RADARCIREBON.TV – Nilai tukar rupiah terhadap dolar Amerika Serikat (AS) hampir menyentuh level Rp17.800 per dolar AS. Pada penutupan perdagangan Selasa (26/5/2026), dolar AS menguat 0,29 persen (52 poin) atau berada di level Rp17.795.
Menteri Keuangan (Menkeu) Purbaya Yudhi Sadewa menilai anjloknya nilai tukar rupiah tidak masuk akal. Sebab, fundamental ekonomi Indonesia dinilai bagus.
Kan ekonomi bagus, ini terjadi ketika fundamentalnya bagus. Ini nggak masuk akal sebenarnya. Biasanya melemah kalau ada gangguan di fundamental, ujar Purbaya saat ditemui di kantor Direktorat Jenderal Pajak (DJP), Jakarta Selatan, Rabu (27/5/2026).
Baca Juga:Rupiah Anjlok ke Rp17.800 per Dolar AS, Pemerintah: Itu Masih dalam Batas Antisipasi KamiPelemahan Rupiah Pengaruhi Investasi – Video
Pernyataan ini menarik karena selama ini pelemahan rupiah kerap dikaitkan dengan buruknya kondisi ekonomi dalam negeri. Kini, saat fundamental justru baik, rupiah malah terus terperosok.
Pemerintah Sudah Hitung Skenario Terburuk
Saat ditanya lebih lanjut mengenai akan menguji kembali ketahanan (stress test) Anggaran Pendapatan Belanja Negara (APBN) akibat tren pelemahan nilai tukar, Purbaya menyatakan tidak.

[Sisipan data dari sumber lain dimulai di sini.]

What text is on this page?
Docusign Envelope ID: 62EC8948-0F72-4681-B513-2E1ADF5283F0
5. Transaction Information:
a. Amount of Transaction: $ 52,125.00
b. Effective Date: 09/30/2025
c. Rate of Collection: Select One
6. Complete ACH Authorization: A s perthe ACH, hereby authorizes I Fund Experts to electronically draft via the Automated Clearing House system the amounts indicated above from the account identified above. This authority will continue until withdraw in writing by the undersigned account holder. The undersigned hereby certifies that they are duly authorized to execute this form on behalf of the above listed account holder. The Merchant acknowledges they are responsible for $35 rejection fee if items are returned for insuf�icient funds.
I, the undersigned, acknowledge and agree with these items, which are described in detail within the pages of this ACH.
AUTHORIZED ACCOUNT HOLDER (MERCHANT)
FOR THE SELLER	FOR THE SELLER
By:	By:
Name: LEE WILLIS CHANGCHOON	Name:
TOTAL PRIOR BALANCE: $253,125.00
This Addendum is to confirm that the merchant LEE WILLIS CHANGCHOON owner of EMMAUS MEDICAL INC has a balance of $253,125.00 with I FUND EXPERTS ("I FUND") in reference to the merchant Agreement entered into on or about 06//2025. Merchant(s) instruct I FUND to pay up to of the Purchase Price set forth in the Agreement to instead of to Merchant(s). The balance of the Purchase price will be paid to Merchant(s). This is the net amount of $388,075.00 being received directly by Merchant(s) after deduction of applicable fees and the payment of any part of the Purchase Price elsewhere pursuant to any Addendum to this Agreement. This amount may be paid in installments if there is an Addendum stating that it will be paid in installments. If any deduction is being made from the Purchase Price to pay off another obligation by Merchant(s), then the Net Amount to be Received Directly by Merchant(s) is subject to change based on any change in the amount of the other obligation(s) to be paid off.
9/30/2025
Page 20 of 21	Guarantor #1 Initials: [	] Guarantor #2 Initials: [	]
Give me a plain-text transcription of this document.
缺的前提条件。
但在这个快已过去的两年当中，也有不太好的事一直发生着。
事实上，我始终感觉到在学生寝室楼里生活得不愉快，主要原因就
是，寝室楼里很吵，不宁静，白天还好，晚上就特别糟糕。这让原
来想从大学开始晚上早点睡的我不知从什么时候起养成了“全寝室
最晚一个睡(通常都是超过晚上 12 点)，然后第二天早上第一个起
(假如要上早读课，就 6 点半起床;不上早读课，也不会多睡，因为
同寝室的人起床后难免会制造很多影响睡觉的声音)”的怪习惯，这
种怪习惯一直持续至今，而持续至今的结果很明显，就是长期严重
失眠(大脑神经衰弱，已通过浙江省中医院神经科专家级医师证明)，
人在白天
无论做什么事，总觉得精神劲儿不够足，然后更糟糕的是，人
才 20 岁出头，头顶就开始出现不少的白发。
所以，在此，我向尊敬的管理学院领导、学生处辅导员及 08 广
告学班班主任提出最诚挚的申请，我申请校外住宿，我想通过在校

Sebab, pihaknya telah menghitung skenario terburuk ketika harga minyak dunia menyentuh 100 dolar AS per barel. Justru Purbaya berkelakar bahwa dirinya yang stres.
Ya, saya stres. Nggak (ada stress test), kita sudah hitung. Pada waktu simulasi 100 dolar per barel itu, asumsi rupiahnya juga sudah kita perhitungkan. Jadi nggak ada masalah, saya nggak harus hitung ulang APBN-nya, terang Purbaya.
Pernyataan ini menegaskan bahwa pemerintah sebenarnya sudah mengantisipasi pelemahan rupiah sejak awal tahun. Berbagai skenario sudah disiapkan, termasuk skenario terburuk sekalipun.
Imbal Hasil Obligasi Turun
Kendati rupiah melemah, Purbaya menyebut imbal hasil (yield) di pasar obligasi Indonesia justru mengalami penurunan. Hal ini tak lepas dari aksi pemerintah melakukan intervensi di pasar Surat Berharga Negara (SBN) melalui treasury operation demi menjaga stabilitas nilai tukar.
Tapi begini, walaupun rupiah melemah, kan bond yield-nya turun. Karena aksi dari pemerintah, aksi dari teman-teman kita di (Direktorat Jenderal) Perbendaharaan, untuk sedikit membeli, supaya yield-nya agak terkendali, terang Purbaya.
Baca Juga:Jadwal MotoGP Italia 2026 di Mugello: Mulai Balapan Jam 19.00 WIB, Saksikan di Trans7!Perjuangan Berakhir Tragis: Persis Solo Menang 3-1 Tapi Tetap Degradasi dari BRI Super League!
Penurunan yield obligasi adalah kabar baik. Ini menandakan bahwa investor masih percaya pada instrumen utang Indonesia meskipun rupiah sedang tertekan.